En mettant en œuvre une batterie de nouveaux services, Qwant espère ainsi concurrencer Google et ses applications utilisées par des centaines de millions d’internautes à travers le monde. Le pari est audacieux pour la PME française qui a fait du respect de la vie privée son créneau: “Qwant est le premier moteur de recherche qui protège les libertés de ses utilisateurs et veille à préserver l’écosystème numérique“. Sauf que les données personnelles, au-delà de rapporter de l’argent, 80 euros par an et par utilisateur pour Google par exemple, elles permettent d’optimiser les services. Pour mieux cibler, rendre plus rapides plus pertinentes nos recherches sur internet par exemple. Pas de données récupérées est aussi synonyme de service un peu moins bon. Et bien Qwant espère avoir trouvé une parade avec Masq, un logiciel qui utilise vos données personnelles certes mais en les laissant sur votre smartphone.
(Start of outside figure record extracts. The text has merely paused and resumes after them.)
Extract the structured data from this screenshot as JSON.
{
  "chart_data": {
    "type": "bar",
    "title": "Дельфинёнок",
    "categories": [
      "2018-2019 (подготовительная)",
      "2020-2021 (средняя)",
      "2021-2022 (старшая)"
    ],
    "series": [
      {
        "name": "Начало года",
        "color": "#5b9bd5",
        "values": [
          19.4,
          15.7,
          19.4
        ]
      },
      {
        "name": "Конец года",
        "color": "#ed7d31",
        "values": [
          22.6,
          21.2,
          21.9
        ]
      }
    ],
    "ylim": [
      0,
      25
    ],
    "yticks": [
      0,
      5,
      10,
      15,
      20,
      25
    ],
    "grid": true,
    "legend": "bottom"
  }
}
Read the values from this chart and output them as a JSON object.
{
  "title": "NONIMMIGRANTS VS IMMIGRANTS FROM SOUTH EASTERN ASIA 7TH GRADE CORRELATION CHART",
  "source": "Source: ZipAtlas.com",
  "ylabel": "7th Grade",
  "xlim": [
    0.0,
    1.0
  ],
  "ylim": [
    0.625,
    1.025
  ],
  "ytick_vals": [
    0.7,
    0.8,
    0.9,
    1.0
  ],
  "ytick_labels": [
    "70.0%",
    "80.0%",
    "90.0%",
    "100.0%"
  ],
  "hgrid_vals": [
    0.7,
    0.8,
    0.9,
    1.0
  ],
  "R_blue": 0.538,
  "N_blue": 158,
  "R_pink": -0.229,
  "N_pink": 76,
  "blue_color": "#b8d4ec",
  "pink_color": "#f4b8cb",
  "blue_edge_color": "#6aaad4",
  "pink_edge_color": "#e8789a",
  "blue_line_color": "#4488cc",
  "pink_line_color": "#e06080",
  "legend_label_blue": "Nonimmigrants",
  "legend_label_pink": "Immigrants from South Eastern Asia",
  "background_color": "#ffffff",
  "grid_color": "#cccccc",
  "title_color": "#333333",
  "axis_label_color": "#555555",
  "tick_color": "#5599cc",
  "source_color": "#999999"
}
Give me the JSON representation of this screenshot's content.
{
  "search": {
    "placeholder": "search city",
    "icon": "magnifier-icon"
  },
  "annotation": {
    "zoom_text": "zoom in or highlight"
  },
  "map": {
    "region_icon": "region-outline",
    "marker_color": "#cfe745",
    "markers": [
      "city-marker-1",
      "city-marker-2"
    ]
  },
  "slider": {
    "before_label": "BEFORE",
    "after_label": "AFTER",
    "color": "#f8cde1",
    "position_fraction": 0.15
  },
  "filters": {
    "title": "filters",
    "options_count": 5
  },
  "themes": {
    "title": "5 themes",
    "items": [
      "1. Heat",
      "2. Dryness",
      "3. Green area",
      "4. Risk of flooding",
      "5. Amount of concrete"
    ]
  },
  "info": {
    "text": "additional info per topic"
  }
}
Masq, le service sur lequel mise Qwant
Le plus marquant des services qui n’est pas encore lancé, il le sera dans quelques semaines, c’est Qwant Masq. Masq est un agent de gestion de données personnelles local qui s’interface avec les services de Qwant et les services tiers qui souhaiteront l’implémenter. Il stocke localement sur un smartphone les données personnelles de son utilisateur, car le meilleur moyen de conserver ses données privées, c’est encore de les conserver sur son appareil ! Qwant veut démontrer que l’accumulation de données personnelles pour faire de la publicité privée n’est pas le seul modèle économique possible même si les revenus de l’entreprise viennent quasi uniquement de la publicité mais “la sélection des publicités s’appuie uniquement sur les mots entrés par l’utilisateur qui fait une recherche”, insiste Éric Léandri. Et d’ajouter : “C’est ce que faisait Google jusqu’au milieu des années 2000, avant de passer à la publicité ciblée et de faire exploser son cours de Bourse ! Un utilisateur rapporte 60 euros par an à Google. Nous, c’est 12 euros. Si vous voulez être riche, faites de la publicité ciblée. Mais on peut très bien vivre sans.
D’autant qu’avec Masq et ses autres nouveaux services, Qwant compte doubler son revenu par utilisateur et dépasser 10 millions d’euros de chiffre d’affaires en 2018, contre 3,5 millions en 2017.